Back to Square One, With Nothing to Say
Now that things seem to have slowly fallen in to place after my recent move, I've been trying to slowly pick up the pieces of where I've left off, including writing on here. It has honestly been AGES since I've fired up W.a and I feel like I'm back to the very beginning – sitting blankly in front of the white canvas in front of me with nothing to write.
But that isn't true – there has been so many things that has happened recently, sometimes I feel guilty. I virtually met online with my therapist a month ago and with embarassment and guilt, I told him that on one hand, I feel happy where I am right now because things are still turning for me, but yet I simply can't indulge on this happiness too much because I fear that maybe I'm not being sensitive enough to others. I fully admit that it's a weird balance between my pride and my empathy, and up till now I still don't know where I should stand between the two.
Nevertheless, I am alive, healthy, and doing well. That's what's important.
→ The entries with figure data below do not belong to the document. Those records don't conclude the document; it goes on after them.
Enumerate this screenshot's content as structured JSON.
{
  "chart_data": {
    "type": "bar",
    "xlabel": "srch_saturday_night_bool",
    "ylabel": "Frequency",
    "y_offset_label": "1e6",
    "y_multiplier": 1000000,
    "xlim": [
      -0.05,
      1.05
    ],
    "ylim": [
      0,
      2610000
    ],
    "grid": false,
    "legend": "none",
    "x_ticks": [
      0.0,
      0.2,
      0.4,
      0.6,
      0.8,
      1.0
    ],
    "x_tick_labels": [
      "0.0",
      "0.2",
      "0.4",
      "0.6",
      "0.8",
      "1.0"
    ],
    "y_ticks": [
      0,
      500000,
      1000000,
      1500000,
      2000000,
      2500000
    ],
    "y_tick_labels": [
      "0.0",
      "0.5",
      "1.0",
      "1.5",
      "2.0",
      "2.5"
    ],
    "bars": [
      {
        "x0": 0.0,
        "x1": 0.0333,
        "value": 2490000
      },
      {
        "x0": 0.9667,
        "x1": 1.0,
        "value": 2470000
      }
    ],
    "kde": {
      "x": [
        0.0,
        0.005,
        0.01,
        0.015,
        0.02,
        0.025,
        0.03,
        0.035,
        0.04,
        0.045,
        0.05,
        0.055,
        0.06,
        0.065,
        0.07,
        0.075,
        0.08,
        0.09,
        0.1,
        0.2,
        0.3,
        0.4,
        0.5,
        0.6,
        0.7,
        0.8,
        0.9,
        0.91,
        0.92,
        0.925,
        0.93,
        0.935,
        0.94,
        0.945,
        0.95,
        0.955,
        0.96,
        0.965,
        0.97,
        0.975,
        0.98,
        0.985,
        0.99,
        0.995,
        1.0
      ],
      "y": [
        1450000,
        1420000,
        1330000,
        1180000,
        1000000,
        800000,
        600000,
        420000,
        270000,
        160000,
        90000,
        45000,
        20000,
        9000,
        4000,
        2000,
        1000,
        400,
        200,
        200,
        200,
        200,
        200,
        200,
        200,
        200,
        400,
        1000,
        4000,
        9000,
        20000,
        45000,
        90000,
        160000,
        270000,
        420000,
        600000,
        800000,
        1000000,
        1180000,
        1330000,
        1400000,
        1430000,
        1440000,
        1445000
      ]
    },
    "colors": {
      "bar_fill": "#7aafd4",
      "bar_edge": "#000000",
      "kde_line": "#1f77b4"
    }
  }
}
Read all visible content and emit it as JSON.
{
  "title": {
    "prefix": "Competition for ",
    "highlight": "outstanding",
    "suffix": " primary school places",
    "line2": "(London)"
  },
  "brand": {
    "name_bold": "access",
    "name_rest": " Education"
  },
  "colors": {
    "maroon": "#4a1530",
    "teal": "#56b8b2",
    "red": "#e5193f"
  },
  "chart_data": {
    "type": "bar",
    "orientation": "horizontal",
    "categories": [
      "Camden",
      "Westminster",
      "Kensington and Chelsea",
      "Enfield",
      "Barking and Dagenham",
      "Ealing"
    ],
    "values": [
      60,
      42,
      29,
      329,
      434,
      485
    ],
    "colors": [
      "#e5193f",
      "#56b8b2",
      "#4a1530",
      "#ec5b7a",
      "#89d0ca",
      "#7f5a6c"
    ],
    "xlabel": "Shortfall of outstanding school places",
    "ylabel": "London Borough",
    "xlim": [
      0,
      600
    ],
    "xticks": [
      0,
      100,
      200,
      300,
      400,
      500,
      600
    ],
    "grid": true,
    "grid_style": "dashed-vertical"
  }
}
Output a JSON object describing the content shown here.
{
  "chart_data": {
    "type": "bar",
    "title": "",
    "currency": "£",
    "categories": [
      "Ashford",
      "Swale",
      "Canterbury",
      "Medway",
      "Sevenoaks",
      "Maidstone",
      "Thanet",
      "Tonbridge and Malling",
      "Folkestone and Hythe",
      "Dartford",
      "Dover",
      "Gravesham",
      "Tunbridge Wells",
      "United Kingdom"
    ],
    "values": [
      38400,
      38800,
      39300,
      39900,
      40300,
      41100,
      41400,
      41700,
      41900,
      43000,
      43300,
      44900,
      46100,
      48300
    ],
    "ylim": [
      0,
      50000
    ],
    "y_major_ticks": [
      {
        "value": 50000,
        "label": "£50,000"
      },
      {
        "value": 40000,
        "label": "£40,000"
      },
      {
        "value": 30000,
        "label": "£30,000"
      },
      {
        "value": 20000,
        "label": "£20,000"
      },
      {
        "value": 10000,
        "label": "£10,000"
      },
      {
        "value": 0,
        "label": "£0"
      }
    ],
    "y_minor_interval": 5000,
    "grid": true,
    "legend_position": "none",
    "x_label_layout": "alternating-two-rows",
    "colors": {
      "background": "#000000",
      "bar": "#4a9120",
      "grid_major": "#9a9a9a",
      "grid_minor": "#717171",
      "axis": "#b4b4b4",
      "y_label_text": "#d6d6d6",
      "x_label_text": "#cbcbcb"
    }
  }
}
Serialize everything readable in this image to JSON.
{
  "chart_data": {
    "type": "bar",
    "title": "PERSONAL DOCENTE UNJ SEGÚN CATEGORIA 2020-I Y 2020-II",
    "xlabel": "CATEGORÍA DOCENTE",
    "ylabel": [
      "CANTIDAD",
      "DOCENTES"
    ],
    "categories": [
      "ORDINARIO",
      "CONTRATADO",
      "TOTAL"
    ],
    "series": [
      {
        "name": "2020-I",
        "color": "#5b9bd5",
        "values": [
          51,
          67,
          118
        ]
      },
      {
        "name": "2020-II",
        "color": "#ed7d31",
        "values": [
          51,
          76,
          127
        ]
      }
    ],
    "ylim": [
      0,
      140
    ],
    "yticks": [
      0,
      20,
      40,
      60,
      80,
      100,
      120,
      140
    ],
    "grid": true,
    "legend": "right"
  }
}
I now also have a bigger desk, which is why it's becoming a more recent thing that I'm sitting in front of my computer, instead of having to look at my tiny cellphone screen for entertainment. I also do have a hand-me-down TV set inside my room, but I just realized that it caused me more headaches and neckpains in the past few weeks from prolonged viewing. I know it's from the angle of where it's located in proximity to my bed, but there's no other space to put it.
I am also slowly incorporating a few healthy habits, now that I have the time and space for them – might actually write about it in another time. Being alone has definitely freed up pockets of my day, and I am thankful that I can focus on a few areas that I haven't thought of focusing on before.
Let's see if I come back to write tomorrow, or in the next few days.